Dwang - Wie tot het aangaan van eenige verbintenis is gedwongen, kan binnen een bepaalden termijn (1490 B. W.) nietigverklaring ervan vorderen (1485 B. W.), welke ten gevolge heeft, dat de zaak en de partijen worden hersteld in den staat, waarin zij zich vóór het aangaan der verbintenis bevonden (1488 B. W.). Ook kan men zich, bij wege van verdediging in een geding, zelfs na elk tijdsverloop, op de nietigheid der afgedwongen verbintenis beroepen (1490 B. W.). Een beroep op dwang is niet meer mogelijk na uitdrukkelijke of stilzwijgende bekrachtiging der handeling (1492,1363 B. W.). — Het meest uitvoerig regelt de wet den invloed van dwang bij het sluiten van overeenkomsten. Artt. 1356 en 1357 B. W. noemen deze onbestaanbaar, indien de toestemming door geweld is afgeperst. Daarvoor is voldoende, dat het geweld door een derde is aangewend Het moet echter zijn gepleegd tegen den contractant zelf of diens echtgenoot of bloedverwanten in de opgaande of nederdalende linie (1359 en 1361 B. W.). Het moet verder van dien aard zijn, dat het in staat is op een redelijk mensch indruk te maken en hem de vrees in te boezemen, dat hij zijn persoon of zijn vermogen aan een aanmerkelijk en dadelijk aanwezend nadeel zou blootstellen.

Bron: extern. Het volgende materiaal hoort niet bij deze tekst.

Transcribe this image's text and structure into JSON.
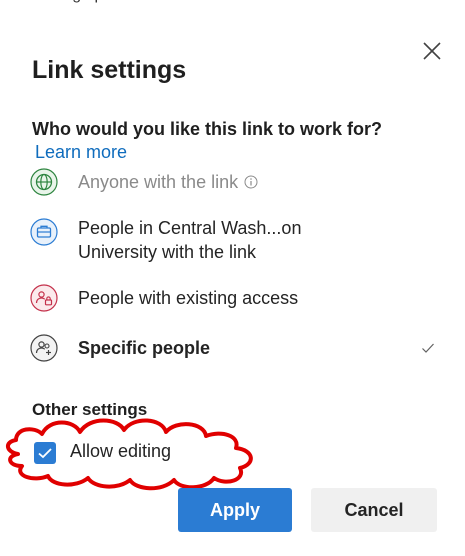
{
  "dialog": {
    "title": "Link settings",
    "question": "Who would you like this link to work for?",
    "learn_more": "Learn more",
    "options": [
      {
        "label": "Anyone with the link",
        "icon": "globe-icon",
        "color": "#2e8540",
        "state": "disabled"
      },
      {
        "label": "People in Central Wash...on University with the link",
        "icon": "briefcase-icon",
        "color": "#2b7cd3"
      },
      {
        "label": "People with existing access",
        "icon": "people-lock-icon",
        "color": "#c4314b"
      },
      {
        "label": "Specific people",
        "icon": "people-add-icon",
        "color": "#424242",
        "selected": true
      }
    ],
    "other_settings": "Other settings",
    "allow_editing": {
      "label": "Allow editing",
      "checked": true
    },
    "apply_label": "Apply",
    "cancel_label": "Cancel"
  },
  "colors": {
    "accent": "#2b7cd3",
    "link": "#0f6cbd",
    "annotation": "#e00000"
  }
}
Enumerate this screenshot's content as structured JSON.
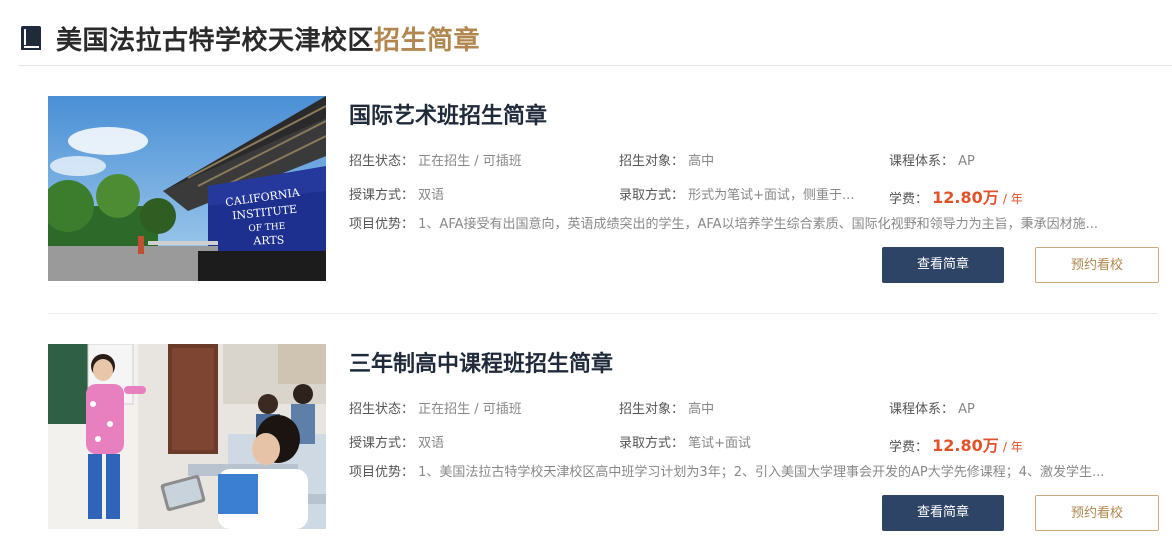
{
  "header": {
    "icon": "book-icon",
    "title": "美国法拉古特学校天津校区",
    "accent": "招生简章",
    "accent_color": "#b1874f"
  },
  "programs": [
    {
      "title": "国际艺术班招生简章",
      "image": "campus-photo",
      "image_text": [
        "CALIFORNIA",
        "INSTITUTE",
        "OF THE",
        "ARTS"
      ],
      "status_label": "招生状态：",
      "status_value": "正在招生 / 可插班",
      "target_label": "招生对象：",
      "target_value": "高中",
      "curriculum_label": "课程体系：",
      "curriculum_value": "AP",
      "teaching_label": "授课方式：",
      "teaching_value": "双语",
      "admission_label": "录取方式：",
      "admission_value": "形式为笔试+面试，侧重于...",
      "fee_label": "学费：",
      "fee_value": "12.80万",
      "fee_unit": "/ 年",
      "advantage_label": "项目优势：",
      "advantage_value": "1、AFA接受有出国意向，英语成绩突出的学生，AFA以培养学生综合素质、国际化视野和领导力为主旨，秉承因材施...",
      "view_button": "查看简章",
      "visit_button": "预约看校"
    },
    {
      "title": "三年制高中课程班招生简章",
      "image": "classroom-photo",
      "status_label": "招生状态：",
      "status_value": "正在招生 / 可插班",
      "target_label": "招生对象：",
      "target_value": "高中",
      "curriculum_label": "课程体系：",
      "curriculum_value": "AP",
      "teaching_label": "授课方式：",
      "teaching_value": "双语",
      "admission_label": "录取方式：",
      "admission_value": "笔试+面试",
      "fee_label": "学费：",
      "fee_value": "12.80万",
      "fee_unit": "/ 年",
      "advantage_label": "项目优势：",
      "advantage_value": "1、美国法拉古特学校天津校区高中班学习计划为3年；2、引入美国大学理事会开发的AP大学先修课程；4、激发学生...",
      "view_button": "查看简章",
      "visit_button": "预约看校"
    }
  ],
  "colors": {
    "primary_button": "#2e4467",
    "price": "#e0532a",
    "title": "#1f2a3a"
  }
}
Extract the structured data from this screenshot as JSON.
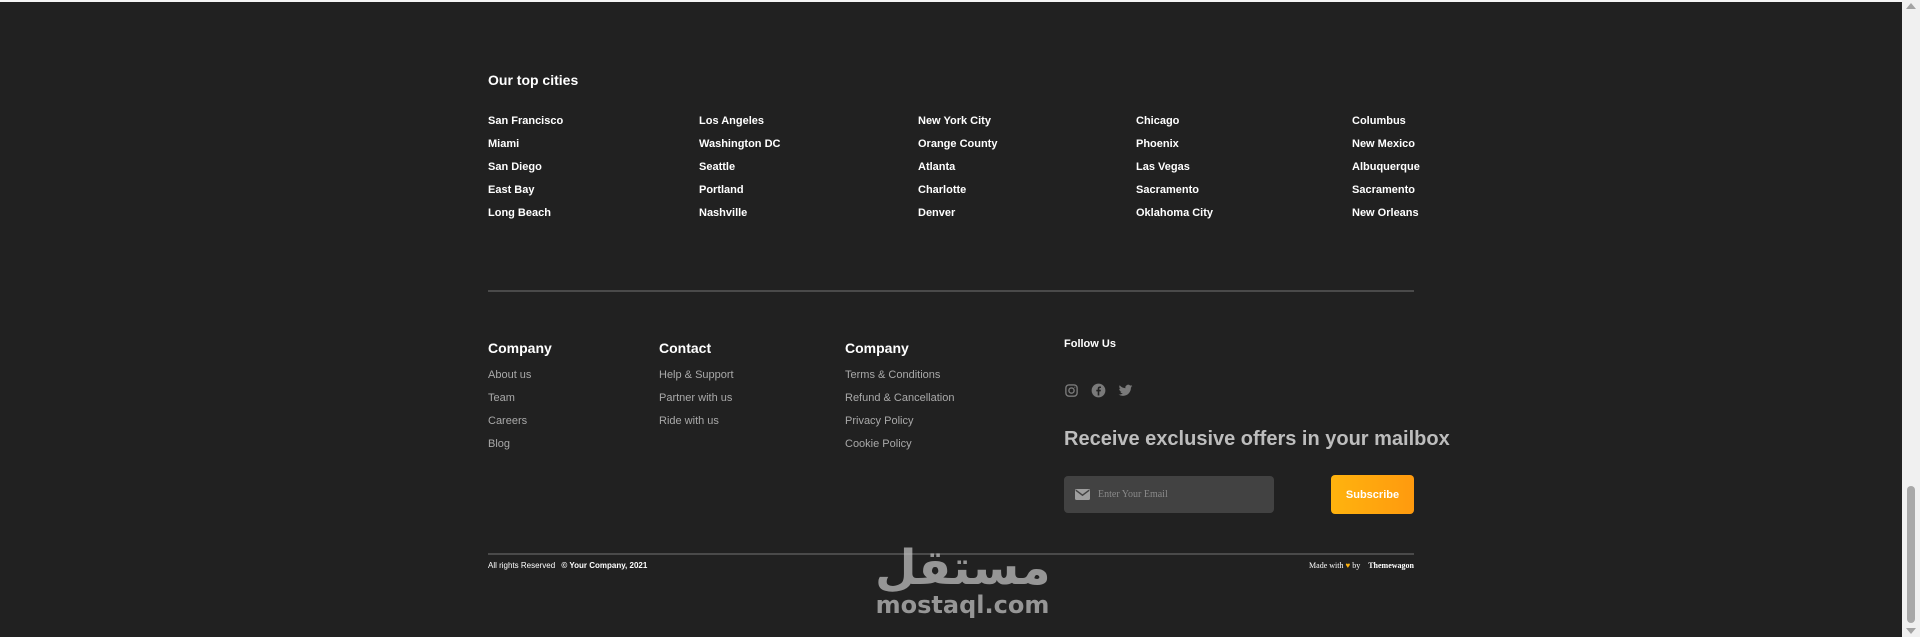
{
  "cities": {
    "heading": "Our top cities",
    "columns": [
      [
        "San Francisco",
        "Miami",
        "San Diego",
        "East Bay",
        "Long Beach"
      ],
      [
        "Los Angeles",
        "Washington DC",
        "Seattle",
        "Portland",
        "Nashville"
      ],
      [
        "New York City",
        "Orange County",
        "Atlanta",
        "Charlotte",
        "Denver"
      ],
      [
        "Chicago",
        "Phoenix",
        "Las Vegas",
        "Sacramento",
        "Oklahoma City"
      ],
      [
        "Columbus",
        "New Mexico",
        "Albuquerque",
        "Sacramento",
        "New Orleans"
      ]
    ]
  },
  "footer": {
    "company1": {
      "title": "Company",
      "links": [
        "About us",
        "Team",
        "Careers",
        "Blog"
      ]
    },
    "contact": {
      "title": "Contact",
      "links": [
        "Help & Support",
        "Partner with us",
        "Ride with us"
      ]
    },
    "company2": {
      "title": "Company",
      "links": [
        "Terms & Conditions",
        "Refund & Cancellation",
        "Privacy Policy",
        "Cookie Policy"
      ]
    },
    "follow": {
      "title": "Follow Us",
      "icons": [
        "instagram-icon",
        "facebook-icon",
        "twitter-icon"
      ]
    },
    "newsletter": {
      "heading": "Receive exclusive offers in your mailbox",
      "placeholder": "Enter Your Email",
      "button": "Subscribe"
    }
  },
  "bottom": {
    "rights": "All rights Reserved",
    "copyright": "© Your Company, 2021",
    "made_with": "Made with",
    "heart": "♥",
    "by": "by",
    "author": "Themewagon"
  },
  "watermark": {
    "arabic": "مستقل",
    "latin": "mostaql.com"
  },
  "colors": {
    "background": "#212121",
    "accent": "#ffb30e",
    "muted_text": "#a9a9a9",
    "heading_muted": "#bdbdbd"
  }
}
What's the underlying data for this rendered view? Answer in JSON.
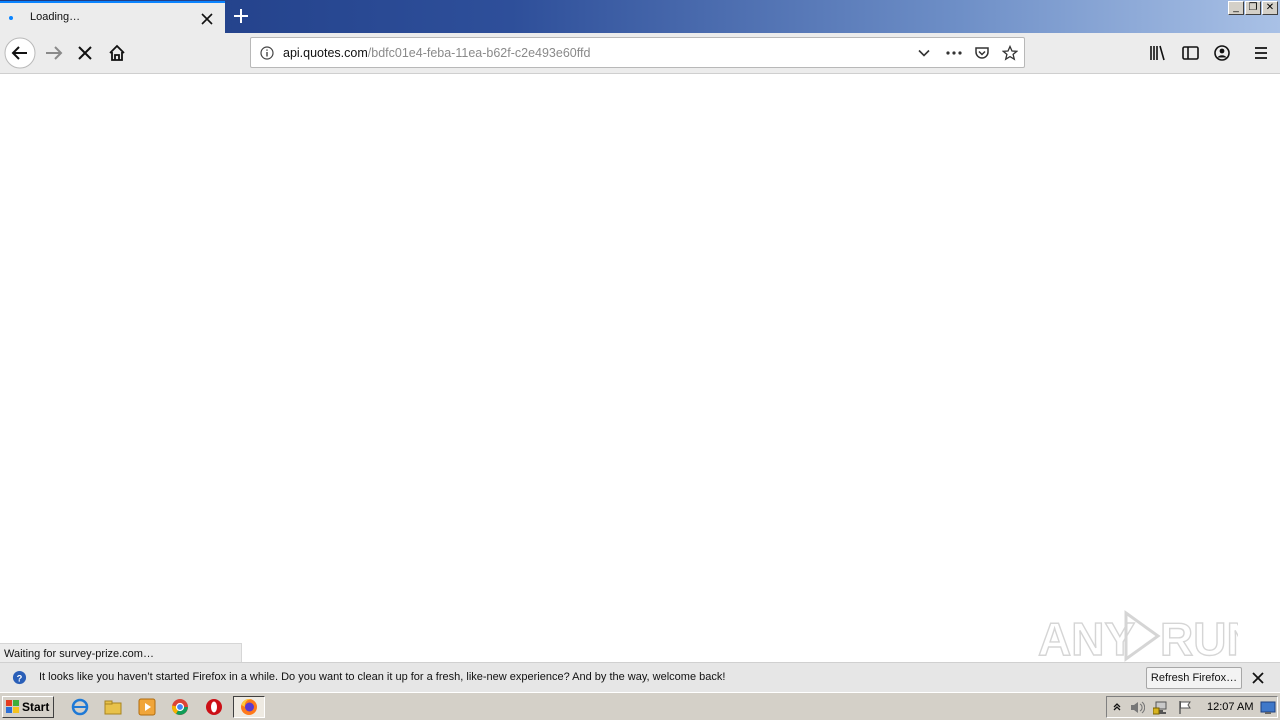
{
  "tab": {
    "title": "Loading…"
  },
  "address_bar": {
    "host": "api.quotes.com",
    "path": "/bdfc01e4-feba-11ea-b62f-c2e493e60ffd"
  },
  "status": {
    "text": "Waiting for survey-prize.com…"
  },
  "notification": {
    "message": "It looks like you haven’t started Firefox in a while. Do you want to clean it up for a fresh, like-new experience? And by the way, welcome back!",
    "button_label": "Refresh Firefox…"
  },
  "watermark": {
    "text": "ANY RUN"
  },
  "taskbar": {
    "start_label": "Start",
    "clock": "12:07 AM"
  },
  "window_controls": {
    "minimize": "_",
    "restore": "❐",
    "close": "✕"
  },
  "colors": {
    "accent": "#0a84ff",
    "titlebar": "#1d3a82",
    "taskbar": "#d4d0c8"
  }
}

In het beoordeelen daarvan moet gelet worden op ouderdom, kunne en stand der personen (1360 B. W.). Vrees, alleen uit eerbied jegens vader, moeder of andere bloedverwanten in de opgaande linie voortkomende, zonder bijkomend geweld, maakt de overeenkomst niet nietig (1362 B. W.).

— De mogelijkheid, op grond van dwang tegen eene handeling op te komen, wordt ook uitdrukkelijk genoemd in de artt. 142 (huwelijk), 337 (erkenning kind door minderjarige), 1099 (aanvaarding erfenis), 1111 (verwerping erfenis), 1158 en 1161 (boedelscheiding), 1896 (dading) B. W.

Een uiterste wil, gemaakt tengevolge van dwang, is nietig (940 B. W.). — Daden van geweld kunnen nooit tot eigendomsverkrijging eener zaak door verjaring leiden (1993 B. W.). — Zie voor gewelddadige storing in het bezit BEZITACTlËN. — Gebruik van dwang kan meermalen tot een strafvervolging leiden. Zie b.v. GEWELDPLEGING. — Hij die tot een strafbare handeling gedwongen wordt, is daarvoor zelf niet strafbaar (art. 40 Sr.; zie OVERMACHT); wel echter degene, die ertoe dwingt (art. 47 Sr.).